During the night after your operation, you may experience some mild discomfort. Please take simple pain-killers as required. The drops you have been given should also help to relieve the irritation and are usually required for up to four weeks after your operation. Before you leave the hospital, we will give you specific instructions on how often to use your eye drops and when you should stop using them. Your vision may take up to a few weeks to improve. It is normal to experience some redness, watering, or grittiness of the eye, but you should never have severe pain.
In general, symptoms should gradually improve as time passes. If any symptoms get worse, especially pain & redness with rapidly worsening vision, please contact your eye department urgently or attend your nearest A&E department.
Do I have to wear glasses after the surgery?
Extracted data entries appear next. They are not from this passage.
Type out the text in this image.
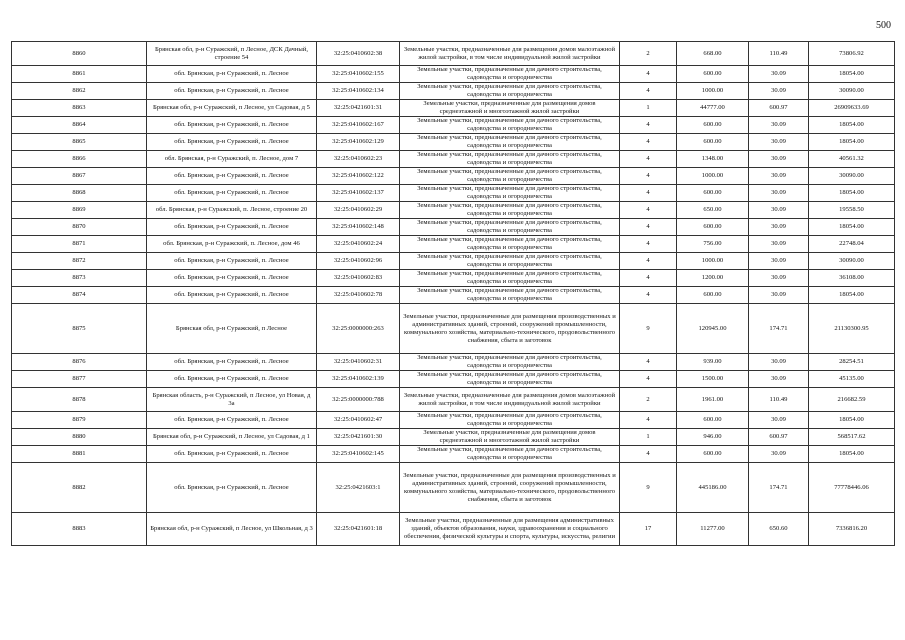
500
8860	Брянская обл, р-н Суражский, п Лесное, ДСК Дачный, строение 54	32:25:0410602:38	Земельные участки, предназначенные для размещения домов малоэтажной жилой застройки, в том числе индивидуальной жилой застройки	2	668.00	110.49	73806.92
8861	обл. Брянская, р-н Суражский, п. Лесное	32:25:0410602:155	Земельные участки, предназначенные для дачного строительства, садоводства и огородничества	4	600.00	30.09	18054.00
8862	обл. Брянская, р-н Суражский, п. Лесное	32:25:0410602:134	Земельные участки, предназначенные для дачного строительства, садоводства и огородничества	4	1000.00	30.09	30090.00
8863	Брянская обл, р-н Суражский, п Лесное, ул Садовая, д 5	32:25:0421601:31	Земельные участки, предназначенные для размещения домов среднеэтажной и многоэтажной жилой застройки	1	44777.00	600.97	26909633.69
8864	обл. Брянская, р-н Суражский, п. Лесное	32:25:0410602:167	Земельные участки, предназначенные для дачного строительства, садоводства и огородничества	4	600.00	30.09	18054.00
8865	обл. Брянская, р-н Суражский, п. Лесное	32:25:0410602:129	Земельные участки, предназначенные для дачного строительства, садоводства и огородничества	4	600.00	30.09	18054.00
8866	обл. Брянская, р-н Суражский, п. Лесное, дом 7	32:25:0410602:23	Земельные участки, предназначенные для дачного строительства, садоводства и огородничества	4	1348.00	30.09	40561.32
8867	обл. Брянская, р-н Суражский, п. Лесное	32:25:0410602:122	Земельные участки, предназначенные для дачного строительства, садоводства и огородничества	4	1000.00	30.09	30090.00
8868	обл. Брянская, р-н Суражский, п. Лесное	32:25:0410602:137	Земельные участки, предназначенные для дачного строительства, садоводства и огородничества	4	600.00	30.09	18054.00
8869	обл. Брянская, р-н Суражский, п. Лесное, строение 20	32:25:0410602:29	Земельные участки, предназначенные для дачного строительства, садоводства и огородничества	4	650.00	30.09	19558.50
8870	обл. Брянская, р-н Суражский, п. Лесное	32:25:0410602:148	Земельные участки, предназначенные для дачного строительства, садоводства и огородничества	4	600.00	30.09	18054.00
8871	обл. Брянская, р-н Суражский, п. Лесное, дом 46	32:25:0410602:24	Земельные участки, предназначенные для дачного строительства, садоводства и огородничества	4	756.00	30.09	22748.04
8872	обл. Брянская, р-н Суражский, п. Лесное	32:25:0410602:96	Земельные участки, предназначенные для дачного строительства, садоводства и огородничества	4	1000.00	30.09	30090.00
8873	обл. Брянская, р-н Суражский, п. Лесное	32:25:0410602:83	Земельные участки, предназначенные для дачного строительства, садоводства и огородничества	4	1200.00	30.09	36108.00
8874	обл. Брянская, р-н Суражский, п. Лесное	32:25:0410602:78	Земельные участки, предназначенные для дачного строительства, садоводства и огородничества	4	600.00	30.09	18054.00
8875	Брянская обл, р-н Суражский, п Лесное	32:25:0000000:263	Земельные участки, предназначенные для размещения производственных и административных зданий, строений, сооружений промышленности, коммунального хозяйства, материально-технического, продовольственного снабжения, сбыта и заготовок	9	120945.00	174.71	21130300.95
8876	обл. Брянская, р-н Суражский, п. Лесное	32:25:0410602:31	Земельные участки, предназначенные для дачного строительства, садоводства и огородничества	4	939.00	30.09	28254.51
8877	обл. Брянская, р-н Суражский, п. Лесное	32:25:0410602:139	Земельные участки, предназначенные для дачного строительства, садоводства и огородничества	4	1500.00	30.09	45135.00
8878	Брянская область, р-н Суражский, п Лесное, ул Новая, д 3а	32:25:0000000:788	Земельные участки, предназначенные для размещения домов малоэтажной жилой застройки, в том числе индивидуальной жилой застройки	2	1961.00	110.49	216682.59
8879	обл. Брянская, р-н Суражский, п. Лесное	32:25:0410602:47	Земельные участки, предназначенные для дачного строительства, садоводства и огородничества	4	600.00	30.09	18054.00
8880	Брянская обл, р-н Суражский, п Лесное, ул Садовая, д 1	32:25:0421601:30	Земельные участки, предназначенные для размещения домов среднеэтажной и многоэтажной жилой застройки	1	946.00	600.97	568517.62
8881	обл. Брянская, р-н Суражский, п. Лесное	32:25:0410602:145	Земельные участки, предназначенные для дачного строительства, садоводства и огородничества	4	600.00	30.09	18054.00
8882	обл. Брянская, р-н Суражский, п. Лесное	32:25:0421603:1	Земельные участки, предназначенные для размещения производственных и административных зданий, строений, сооружений промышленности, коммунального хозяйства, материально-технического, продовольственного снабжения, сбыта и заготовок	9	445186.00	174.71	77778446.06
8883	Брянская обл, р-н Суражский, п Лесное, ул Школьная, д 3	32:25:0421601:18	Земельные участки, предназначенные для размещения административных зданий, объектов образования, науки, здравоохранения и социального обеспечения, физической культуры и спорта, культуры, искусства, религии	17	11277.00	650.60	7336816.20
In most cases we aim for you to see as well as possible without glasses for distance. However, you will need new reading glasses after the operation. It is recommended that you wait six weeks after surgery before visiting your local optician. Patients who need cataract surgery in the other eye sometimes prefer to wait until they have had the operation before getting new glasses. Rarely, you may end up being more long sighted or short sighted than we had anticipated. If this occurs, you may need a stronger glasses prescription or a further procedure.
What should I do if I have a problem?
Please contact your doctor if you have any problems or concerns. It is important to do so URGENTLY if you have any of the following:
Severe pain after surgery
Increasing redness, pain and blurring of the vision in the days or weeks after surgery
Worsening vision – especially if you find that your vision initially improves after surgery, but then starts to decline.